Repeated administration of this α-gal A preparation was demonstrated to be safe and well tolerated. Drug reactions were mild, easily treated, and could be prevented with anti-inflammatory premedication. Lengthening of the infusion time in subsequent studies from 20 minutes to 40 minutes has markedly reduced the incidence of these reactions. Currently, with the lengthening of the infusion time, less than 10% of patients who have received α-gal A for the first time have experienced infusion reactions. The development of antibodies is not surprising given the fact that the majority of patients with Fabry disease do not synthesize a full-length enzyme.²⁶ Even these low-titer antibodies decreased over time, indicating the induction of tolerance. Patients with and without the low-titer antibodies responded to α-gal A similarly, and accordingly it appears that the antibodies were of no clinical significance.

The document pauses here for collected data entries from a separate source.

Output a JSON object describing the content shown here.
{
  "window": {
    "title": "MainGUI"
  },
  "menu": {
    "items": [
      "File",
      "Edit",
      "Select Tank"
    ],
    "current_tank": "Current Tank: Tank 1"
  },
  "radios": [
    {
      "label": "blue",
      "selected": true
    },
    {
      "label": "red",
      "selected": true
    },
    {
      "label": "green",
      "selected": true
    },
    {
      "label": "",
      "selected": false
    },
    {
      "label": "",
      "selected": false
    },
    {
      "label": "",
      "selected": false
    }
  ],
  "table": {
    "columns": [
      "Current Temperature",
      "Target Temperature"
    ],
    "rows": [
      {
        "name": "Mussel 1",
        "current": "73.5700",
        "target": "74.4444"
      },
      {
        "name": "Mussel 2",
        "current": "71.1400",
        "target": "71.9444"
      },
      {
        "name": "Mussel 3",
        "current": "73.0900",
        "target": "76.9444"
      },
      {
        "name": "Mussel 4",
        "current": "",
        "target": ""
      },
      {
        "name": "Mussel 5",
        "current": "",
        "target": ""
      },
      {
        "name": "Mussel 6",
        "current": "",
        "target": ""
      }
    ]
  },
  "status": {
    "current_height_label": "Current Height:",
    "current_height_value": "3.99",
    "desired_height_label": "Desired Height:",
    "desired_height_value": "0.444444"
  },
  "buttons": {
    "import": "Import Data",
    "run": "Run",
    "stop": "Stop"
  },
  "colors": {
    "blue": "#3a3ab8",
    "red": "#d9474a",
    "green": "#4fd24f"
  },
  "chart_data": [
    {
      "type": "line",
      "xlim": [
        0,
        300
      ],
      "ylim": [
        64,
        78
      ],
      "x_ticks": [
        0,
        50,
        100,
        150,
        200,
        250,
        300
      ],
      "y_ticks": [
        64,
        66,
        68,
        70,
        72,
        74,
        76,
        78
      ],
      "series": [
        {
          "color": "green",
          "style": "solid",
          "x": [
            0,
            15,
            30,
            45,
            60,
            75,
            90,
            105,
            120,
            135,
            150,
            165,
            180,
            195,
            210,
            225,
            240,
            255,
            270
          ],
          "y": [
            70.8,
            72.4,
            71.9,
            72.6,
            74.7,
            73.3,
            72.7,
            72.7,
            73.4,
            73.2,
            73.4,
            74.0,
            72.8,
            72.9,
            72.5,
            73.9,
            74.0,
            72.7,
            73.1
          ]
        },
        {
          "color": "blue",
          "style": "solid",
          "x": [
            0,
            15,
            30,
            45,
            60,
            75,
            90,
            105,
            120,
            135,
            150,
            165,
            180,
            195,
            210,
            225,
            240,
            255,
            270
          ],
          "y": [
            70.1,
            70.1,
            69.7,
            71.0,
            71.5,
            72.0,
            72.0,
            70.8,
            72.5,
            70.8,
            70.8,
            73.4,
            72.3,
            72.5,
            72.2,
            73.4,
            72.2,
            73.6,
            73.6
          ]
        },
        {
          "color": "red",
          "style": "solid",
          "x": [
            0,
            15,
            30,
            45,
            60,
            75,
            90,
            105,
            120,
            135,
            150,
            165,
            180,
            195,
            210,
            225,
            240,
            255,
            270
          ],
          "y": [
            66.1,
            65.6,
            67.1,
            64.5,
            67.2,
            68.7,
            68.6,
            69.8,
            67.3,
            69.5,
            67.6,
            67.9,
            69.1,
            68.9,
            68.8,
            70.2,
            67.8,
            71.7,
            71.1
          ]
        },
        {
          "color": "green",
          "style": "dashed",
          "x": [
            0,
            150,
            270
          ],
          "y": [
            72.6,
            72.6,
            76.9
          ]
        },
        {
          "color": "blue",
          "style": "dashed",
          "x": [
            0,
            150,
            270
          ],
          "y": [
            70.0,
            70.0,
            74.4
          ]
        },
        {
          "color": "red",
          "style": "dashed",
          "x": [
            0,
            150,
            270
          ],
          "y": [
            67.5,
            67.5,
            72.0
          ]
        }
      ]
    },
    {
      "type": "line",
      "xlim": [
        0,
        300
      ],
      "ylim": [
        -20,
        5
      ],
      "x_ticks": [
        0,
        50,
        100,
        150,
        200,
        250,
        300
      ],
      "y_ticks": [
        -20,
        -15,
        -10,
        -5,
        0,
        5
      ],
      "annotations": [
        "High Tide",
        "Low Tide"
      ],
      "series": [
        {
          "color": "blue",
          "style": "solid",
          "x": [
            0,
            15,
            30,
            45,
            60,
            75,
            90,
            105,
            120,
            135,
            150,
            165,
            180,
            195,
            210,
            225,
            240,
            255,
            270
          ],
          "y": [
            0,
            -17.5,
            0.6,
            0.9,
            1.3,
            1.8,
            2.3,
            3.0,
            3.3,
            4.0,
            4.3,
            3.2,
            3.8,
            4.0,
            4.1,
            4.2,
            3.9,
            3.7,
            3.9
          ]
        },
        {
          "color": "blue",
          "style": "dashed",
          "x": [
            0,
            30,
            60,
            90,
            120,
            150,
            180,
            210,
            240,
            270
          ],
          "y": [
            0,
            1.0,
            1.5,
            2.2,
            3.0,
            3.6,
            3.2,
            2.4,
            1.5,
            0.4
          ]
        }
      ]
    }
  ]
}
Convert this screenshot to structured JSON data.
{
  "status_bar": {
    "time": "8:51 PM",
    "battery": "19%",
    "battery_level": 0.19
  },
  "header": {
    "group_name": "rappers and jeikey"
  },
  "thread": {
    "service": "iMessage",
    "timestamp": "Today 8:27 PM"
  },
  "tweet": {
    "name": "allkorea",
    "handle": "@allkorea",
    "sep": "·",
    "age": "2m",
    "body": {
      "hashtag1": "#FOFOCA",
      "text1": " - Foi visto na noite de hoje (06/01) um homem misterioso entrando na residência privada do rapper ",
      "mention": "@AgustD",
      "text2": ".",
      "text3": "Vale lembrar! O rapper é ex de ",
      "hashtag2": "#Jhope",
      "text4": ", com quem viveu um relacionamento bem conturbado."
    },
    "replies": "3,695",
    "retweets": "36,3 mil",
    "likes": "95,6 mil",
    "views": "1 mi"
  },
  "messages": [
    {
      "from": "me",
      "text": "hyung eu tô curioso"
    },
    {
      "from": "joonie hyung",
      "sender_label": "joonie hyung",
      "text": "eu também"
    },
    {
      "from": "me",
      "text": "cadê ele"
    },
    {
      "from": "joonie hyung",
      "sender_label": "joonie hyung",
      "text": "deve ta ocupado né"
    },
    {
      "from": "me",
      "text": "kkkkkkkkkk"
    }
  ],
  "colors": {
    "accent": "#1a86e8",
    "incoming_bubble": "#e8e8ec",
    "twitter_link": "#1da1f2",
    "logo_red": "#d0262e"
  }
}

The clinical efficacy data from this study suggest that this fully human α-gal A preparation is delivered to multiple different tissues throughout the body including those of nerves, kidneys, heart, blood vessels, and liver. Based on the improvement of multiple functional, metabolic, and pathologic parameters, repeated administration of α-gal A is expected to improve the overall prognosis of patients with Fabry disease.